Similar troubles are brewing in
the broader market where late-payments and defaults have spread
to credit card debt and new car loans. Every area of
"securitized" debt has suddenly veered off the road and into the
ditch. Last week the Fed injected more credit into the teetering
banking system than anytime since 9-11.
No one has predicted the
downward-spiral in the market more accurately than Nouriel
Roubini. Roubini is a Professor at the Stern School of Business
at New York University. His analysis appears regularly on his
blogsite, Global EconoMonitor. Last week's prediction was
particularly dire and is worth reprinting here:
"It is increasingly clear by
now that a severe U.S. recession is inevitable in next few
months...I now see the risk of a severe and worsening
liquidity and credit crunch leading to a generalized
meltdown of the financial system of a severity and magnitude
like we have never observed before. In this extreme scenario
whose likelihood is increasing we could see a generalized
run on some banks; and runs on a couple of weaker (non-bank)

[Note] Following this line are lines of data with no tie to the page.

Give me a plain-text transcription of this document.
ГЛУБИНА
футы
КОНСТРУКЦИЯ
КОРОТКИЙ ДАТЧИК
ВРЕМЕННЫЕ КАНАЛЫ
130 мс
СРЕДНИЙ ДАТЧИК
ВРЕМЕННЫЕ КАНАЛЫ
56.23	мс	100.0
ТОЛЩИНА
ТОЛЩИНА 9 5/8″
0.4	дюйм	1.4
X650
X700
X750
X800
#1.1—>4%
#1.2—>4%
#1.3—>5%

broker dealers that may go bankrupt with severe and systemic
ripple effects on a mass of highly leveraged derivative
instruments that will lead to a seizure of the derivatives
markets... massive losses on money market funds with a run
on both those sponsored by banks and those not sponsored by
banks; ..ever growing defaults and losses ($500 billion
plus) in subprime, near prime and prime mortgages with
severe knock-on effect on the RMBS and CDOs market; massive
losses in consumer credit (auto loans, credit cards); severe
problems and losses in commercial real estate...; the drying
up of liquidity and credit in a variety of asset backed
securities putting the entire model of securitization at
risk; runs on hedge funds and other financial institutions
that do not have access to the Fed's lender of last resort
support; a sharp increase in corporate defaults and credit
spreads; and a massive process of re-intermediation into the
banking system of activities that were until now altogether
securitized." (Nouriel Roubini's Global EconoMonitor)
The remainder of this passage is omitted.